Bad enough that school children are going to start carrying the antidote in their backpacks.
Death by fentanyl overdose has become a leading cause of death in the 18-45 demographic. The drug crisis has been growing in mortality since 2019. Now it has been reported that students in the Los Angeles Unified School Districts are going to be permitted to carry Narcan nasal spray at school, just in case of exposure to the poisonous drug.
Narcan is the product name for the drug Naloxone — a medicine that can quickly block the effects of opioids. This drug is effective if used in time and will do no harm if used when not overdosing.
Fentanyl is a particularly potent synthetic opioid.

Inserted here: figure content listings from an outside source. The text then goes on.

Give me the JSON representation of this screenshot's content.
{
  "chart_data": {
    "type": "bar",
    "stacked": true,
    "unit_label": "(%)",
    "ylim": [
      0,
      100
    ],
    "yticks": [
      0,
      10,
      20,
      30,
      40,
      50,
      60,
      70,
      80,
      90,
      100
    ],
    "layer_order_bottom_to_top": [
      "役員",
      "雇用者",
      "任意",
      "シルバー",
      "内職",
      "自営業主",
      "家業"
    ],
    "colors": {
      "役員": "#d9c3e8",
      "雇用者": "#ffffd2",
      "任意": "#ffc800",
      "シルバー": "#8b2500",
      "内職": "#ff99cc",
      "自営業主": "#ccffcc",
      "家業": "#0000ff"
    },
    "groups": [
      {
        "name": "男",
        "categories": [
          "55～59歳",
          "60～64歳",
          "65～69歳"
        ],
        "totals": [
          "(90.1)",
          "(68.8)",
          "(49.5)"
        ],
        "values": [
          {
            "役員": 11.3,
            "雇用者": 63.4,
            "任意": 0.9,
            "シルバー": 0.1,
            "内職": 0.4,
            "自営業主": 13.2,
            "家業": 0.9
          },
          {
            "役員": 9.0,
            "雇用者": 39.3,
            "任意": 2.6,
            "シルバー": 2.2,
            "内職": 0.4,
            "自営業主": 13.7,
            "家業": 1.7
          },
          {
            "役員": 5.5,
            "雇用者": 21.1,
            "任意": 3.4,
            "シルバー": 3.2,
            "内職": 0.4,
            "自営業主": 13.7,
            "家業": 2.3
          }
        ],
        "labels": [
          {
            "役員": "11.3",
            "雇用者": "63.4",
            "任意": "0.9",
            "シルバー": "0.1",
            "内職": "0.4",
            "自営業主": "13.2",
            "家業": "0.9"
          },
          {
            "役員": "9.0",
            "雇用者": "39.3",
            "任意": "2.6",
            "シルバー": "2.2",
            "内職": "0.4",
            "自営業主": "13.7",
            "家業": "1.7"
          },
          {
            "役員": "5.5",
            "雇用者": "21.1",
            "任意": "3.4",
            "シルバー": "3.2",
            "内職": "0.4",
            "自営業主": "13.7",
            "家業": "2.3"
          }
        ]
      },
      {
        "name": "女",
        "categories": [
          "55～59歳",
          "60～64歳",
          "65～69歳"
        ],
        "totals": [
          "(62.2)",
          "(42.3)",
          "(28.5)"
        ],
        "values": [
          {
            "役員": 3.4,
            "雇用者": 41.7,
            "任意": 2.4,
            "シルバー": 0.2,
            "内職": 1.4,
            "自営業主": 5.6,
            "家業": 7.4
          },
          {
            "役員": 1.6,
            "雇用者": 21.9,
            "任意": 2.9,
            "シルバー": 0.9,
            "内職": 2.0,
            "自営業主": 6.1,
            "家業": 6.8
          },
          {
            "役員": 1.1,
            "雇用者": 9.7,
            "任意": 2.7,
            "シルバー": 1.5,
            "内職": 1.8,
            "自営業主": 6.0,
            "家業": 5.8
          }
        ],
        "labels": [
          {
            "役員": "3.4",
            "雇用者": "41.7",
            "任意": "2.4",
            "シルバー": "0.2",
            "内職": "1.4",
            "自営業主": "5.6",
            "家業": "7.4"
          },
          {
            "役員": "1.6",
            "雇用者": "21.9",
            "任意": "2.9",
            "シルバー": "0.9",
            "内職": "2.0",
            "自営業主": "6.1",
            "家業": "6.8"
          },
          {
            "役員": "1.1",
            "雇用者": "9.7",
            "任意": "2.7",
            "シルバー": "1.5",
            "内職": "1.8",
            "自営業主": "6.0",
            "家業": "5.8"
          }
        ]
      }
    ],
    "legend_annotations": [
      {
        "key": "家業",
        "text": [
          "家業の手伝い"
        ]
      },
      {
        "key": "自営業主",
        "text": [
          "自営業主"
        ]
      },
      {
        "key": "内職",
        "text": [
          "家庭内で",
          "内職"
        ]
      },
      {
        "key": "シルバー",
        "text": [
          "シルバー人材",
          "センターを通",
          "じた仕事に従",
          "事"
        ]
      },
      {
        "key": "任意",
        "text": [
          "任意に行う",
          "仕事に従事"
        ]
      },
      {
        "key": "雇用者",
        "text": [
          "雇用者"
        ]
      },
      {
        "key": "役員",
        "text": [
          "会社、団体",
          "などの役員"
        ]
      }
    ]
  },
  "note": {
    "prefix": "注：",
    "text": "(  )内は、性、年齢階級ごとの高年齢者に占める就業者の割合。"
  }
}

Drug dealers use it to lace other drugs to give them more of a “kick.” Because of the street nature of fentanyl, the amount isn’t always the same from batch to batch, but even two milligrams of it can kill someone. According to the U.S. Drug Enforcement Administration (DEA), of the drugs it has seized, “42% of pills tested for fentanyl contained at least 2 mg of fentanyl, considered a potentially lethal dose.”
Superintendent Alberto M. Carvalho of the LA School District is right to be worried. According to the Los Angeles Times, “Deaths tied to illicit fentanyl have skyrocketed, with more than 13 times as many people losing their lives in 2021 as in 2016.” That number is a 1,280% jump.
In LA schools, the policy has been to have Narcan in a secure location on school campuses. However, Carvalho proposed an update to the policy in order to make sure that students receive the life-saving medication in time by having it in their possession.
It’s not just the person using a tainted pill who is harmed by fentanyl. The drug is so potent that if an innocent individual is exposed to the drug — either through the rubbing of eyes, nose, mouth, or through an open cut — they could die of an overdose as well.
This risk of exposure is the reason why Naxolone spray is now part of a policeman’s belt. As our Mark Alexander recently wrote, “So prevalent is this deadly drug that the antidote Naloxone now carried by first responders nationwide is increasingly required to save first responders because of fentanyl cross-contamination when responding to overdose calls or making drug arrests.”
It is infuriating that this drug crisis has been allowed to reach such a point. It seems that not a day goes by when there isn’t another fentanyl death reported. Much of the blame can be placed at the feet of the current administration, whose apathetic approach to border security has allowed the drug cartels south of the border to smuggle in enough of this opioid poison to kill every person in the U.S. And that is just what the DEA has seized.
The fact that the danger is now so high for children that the antidote needs to be easily accessible in their backpacks should be a rallying cry for those still resistant to closing down the steady stream of illegals bringing drugs into our country.